Stets gern gefällig, gab Herr Ulrich das Versprechen.
Er meinte nur, daß auch der Rath der Stadt
Mit seinem Placet dann nicht zögern dürfe;
Es gehe dies nicht immer rund und glatt,
Da Stift und Nunnen ja in manchen Dingen,
Vom gnäd’gen Willen ihrer Stadt abhingen.

So war es mälig spät geworden und drum machten
Die Freunde bald sich auf die Socken leis
Und schieden. Vorher freilich hatte jedoch
Herr Ulrich wiederholt dem Stadtschultheiß
Versprechen müssen, in den nächsten Tagen
Im Stift der Mägdlein wegen anzufragen. —

Die Herren waren fort. Doch Wirth und Gastfreund blieben,
Beim Weine sitzend, noch ein Stündlein wach.
Hell, überm Kohlfirst, hing am Sternenhimmel
Der Vollmond, dessen Strahlen nach und nach,
So wie sie durch die bunten Scheiben flossen,
In Farbenschein sich in den Saal ergossen.

Da war’s der Wein wohl und die nächtlich stille Stunde,
Verwoben mit des Mondlichts Zauberbann,
— Nicht wenig aber auch des Wirthes Wesen,
Derweil sein Takt Vertrauen ihm gewann, —
Was von des Gastes Herz den Riegel sprengte,
Und ihn sich rückhaltlos zu äußern drängte.

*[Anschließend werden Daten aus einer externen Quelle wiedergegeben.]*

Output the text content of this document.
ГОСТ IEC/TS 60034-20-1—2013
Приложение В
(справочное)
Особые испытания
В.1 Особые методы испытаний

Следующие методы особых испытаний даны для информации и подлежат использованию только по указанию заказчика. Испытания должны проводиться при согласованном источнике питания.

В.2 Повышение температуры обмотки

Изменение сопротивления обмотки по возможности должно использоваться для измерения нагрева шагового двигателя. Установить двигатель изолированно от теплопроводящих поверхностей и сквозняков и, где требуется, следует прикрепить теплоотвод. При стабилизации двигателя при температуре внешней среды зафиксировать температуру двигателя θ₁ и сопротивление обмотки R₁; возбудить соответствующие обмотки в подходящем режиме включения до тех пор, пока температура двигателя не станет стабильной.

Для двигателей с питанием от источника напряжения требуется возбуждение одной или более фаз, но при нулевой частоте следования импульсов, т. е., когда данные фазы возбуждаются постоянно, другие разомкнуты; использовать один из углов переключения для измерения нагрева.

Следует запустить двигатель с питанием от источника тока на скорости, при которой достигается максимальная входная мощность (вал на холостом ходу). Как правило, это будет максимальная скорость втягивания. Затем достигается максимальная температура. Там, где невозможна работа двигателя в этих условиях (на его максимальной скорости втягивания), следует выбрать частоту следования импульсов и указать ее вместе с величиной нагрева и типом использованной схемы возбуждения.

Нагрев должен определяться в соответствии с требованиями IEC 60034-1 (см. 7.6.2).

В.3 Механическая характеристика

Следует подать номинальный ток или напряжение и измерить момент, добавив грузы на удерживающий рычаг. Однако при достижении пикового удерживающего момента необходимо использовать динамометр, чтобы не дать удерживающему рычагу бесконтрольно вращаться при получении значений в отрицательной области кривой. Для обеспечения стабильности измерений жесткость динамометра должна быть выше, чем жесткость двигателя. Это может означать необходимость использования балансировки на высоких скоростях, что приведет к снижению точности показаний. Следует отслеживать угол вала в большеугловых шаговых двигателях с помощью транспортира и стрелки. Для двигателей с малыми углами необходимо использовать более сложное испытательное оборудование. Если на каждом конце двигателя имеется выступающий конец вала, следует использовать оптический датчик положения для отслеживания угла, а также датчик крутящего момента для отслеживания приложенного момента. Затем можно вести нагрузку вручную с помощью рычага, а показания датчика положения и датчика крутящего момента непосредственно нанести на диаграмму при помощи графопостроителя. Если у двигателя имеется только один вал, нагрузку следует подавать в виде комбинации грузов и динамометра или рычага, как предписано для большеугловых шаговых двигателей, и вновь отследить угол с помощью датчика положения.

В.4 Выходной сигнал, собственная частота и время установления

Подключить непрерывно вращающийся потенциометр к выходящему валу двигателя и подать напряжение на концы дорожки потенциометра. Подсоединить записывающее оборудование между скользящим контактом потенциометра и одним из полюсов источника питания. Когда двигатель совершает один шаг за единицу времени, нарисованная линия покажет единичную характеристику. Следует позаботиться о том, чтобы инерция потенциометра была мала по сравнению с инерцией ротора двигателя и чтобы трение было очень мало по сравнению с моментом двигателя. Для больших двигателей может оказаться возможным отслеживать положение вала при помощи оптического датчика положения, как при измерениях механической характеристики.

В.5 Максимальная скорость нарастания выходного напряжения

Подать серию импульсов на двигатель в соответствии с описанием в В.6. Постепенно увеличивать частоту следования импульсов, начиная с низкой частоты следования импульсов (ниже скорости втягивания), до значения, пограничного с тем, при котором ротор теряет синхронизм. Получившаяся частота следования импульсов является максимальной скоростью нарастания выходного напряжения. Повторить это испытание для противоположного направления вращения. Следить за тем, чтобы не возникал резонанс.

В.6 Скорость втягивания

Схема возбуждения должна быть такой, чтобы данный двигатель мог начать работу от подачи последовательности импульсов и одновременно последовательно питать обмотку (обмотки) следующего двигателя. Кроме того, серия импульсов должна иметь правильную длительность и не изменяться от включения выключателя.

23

Und einmal angefangen, glich’s des Wildbachs Wellen,
Die, jach zu Thale stürzend, nichts mehr hemmt,
Vom Regen hochgeschwoll’nen Wasserfluthen,
Die nun ihr Rinnsal plötzlich überschwemmt’;
Als, mit dem Freund alleine, er erzählte,
Was ihm sein Innerstes seit lange quälte.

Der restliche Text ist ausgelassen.